Вот под этим углом зрения я и хотел бы рассмотреть период 1918–1939.
Займемся сначала той группой писателей, которые сформировали умы, встретившие независимость.
Сенкевич. Я уже писал о Сенкевиче [96] . Сенкевич — это мечтание, греза, которую мы позволяем себе перед сном… а то и сам сон… Значит что, выдумка? Вранье? Самообман? Духовная распущенность?
И тем не менее он — самый что ни на есть реальный факт нашей литературной жизни.
И поскольку его натура искала не истину, а читателя, у него развился необычайный нюх на запросы, которые он мог удовлетворить. Отсюда его духовная гибкость, его совершенно искренняя приспособляемость к тому, что составляло стадную потребность. Он формировался для людей, а стало быть — и людьми, и это дало в итоге прекрасное единство стиля, роскошно насыщенную персонажами блестящую форму, способность к мифотворчеству, способность почуять одну из самых больших и самых замаскированных опасностей в искусстве — опасность скуки. Сенкевич аутентичен настолько, насколько потребности (пусть даже потребность во лжи) представляют ценность.

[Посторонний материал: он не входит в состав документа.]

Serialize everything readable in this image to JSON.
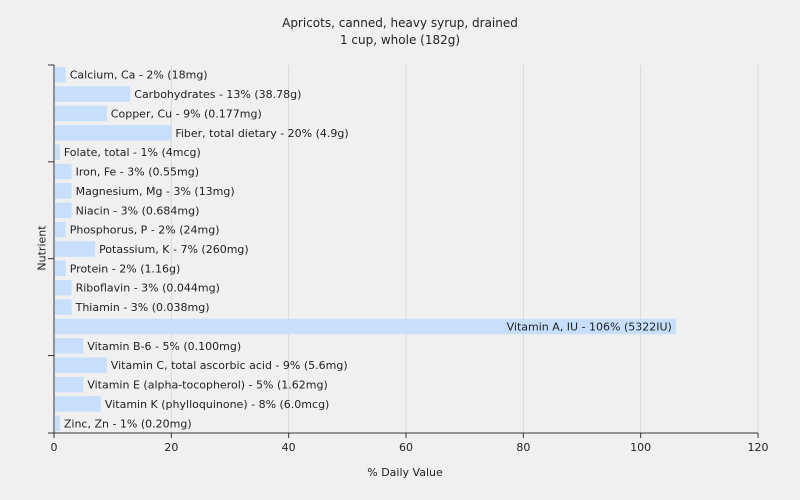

И здесь мы сталкиваемся с парадоксом: наш консервативный писатель стал в этом смысле предшественником сегодняшней революционности, этот «верующий» писатель подсознательно был близок философии, которая ниспровергает абсолютные ценности и живет диалектикой ценностей относительных, появляющихся из потребностей, где мерой ценности становится человек. Вера Сенкевича? Я склонен допускать, что Бог был для него способом жить с народом одной жизнью. Так ли уж невозможен безбожный, большевистский Сенкевич? Отнюдь, очень даже возможен: если когда-нибудь красная польская современность разродится своим великим романистом, то это будет точь-в-точь Сенкевич, только 'a rebours [97] .
97
Наоборот (франц.).
Но он не видел себя с этой стороны. Не осознавал! Ну а если бы осознал, это прикончило бы его на месте как Сенкевича. Поскольку Сенкевич существует не в абстрактном мире, а в мире конкретном, на некоем его отрезке, в побочном мирке, который принимает за мир истинный, и корни которого, те, что соединяют его с действительностью, он не стремится познать. Сенкевич не понимал, как работает его собственный механизм, и этого ему не хватает для того, чтобы быть вполне современным.
Что касается Жеромского… По сравнению с Сенкевичем он, наверное, более глубок и возвышен. Но есть в нем некий изъян, как у той флейты, что сделана из двух разных материалов и не дает чистого звука.
Что же так неправильно соединилось в нем и сбило тон? Жеромский весь состоит из плоти, любви, инстинкта, его сотворил Эрос, там его край, там он у себя дома, самый чувственный, самый нежный, самый выразительный. Но любовник стал гражданином, и ловец любовной дрожи превратился в учителя, искатель самозабвенной страсти становится общественником-патриотом, а взволнованный, горестный, мерцающий лиризм начинает с сыновней заботой крутиться вокруг Польши. Отсюда появились стеклянные дома, эта отвратительная мешанина радуги и жилого дома, как корове седло в нашем пейзаже, жуткая метафора.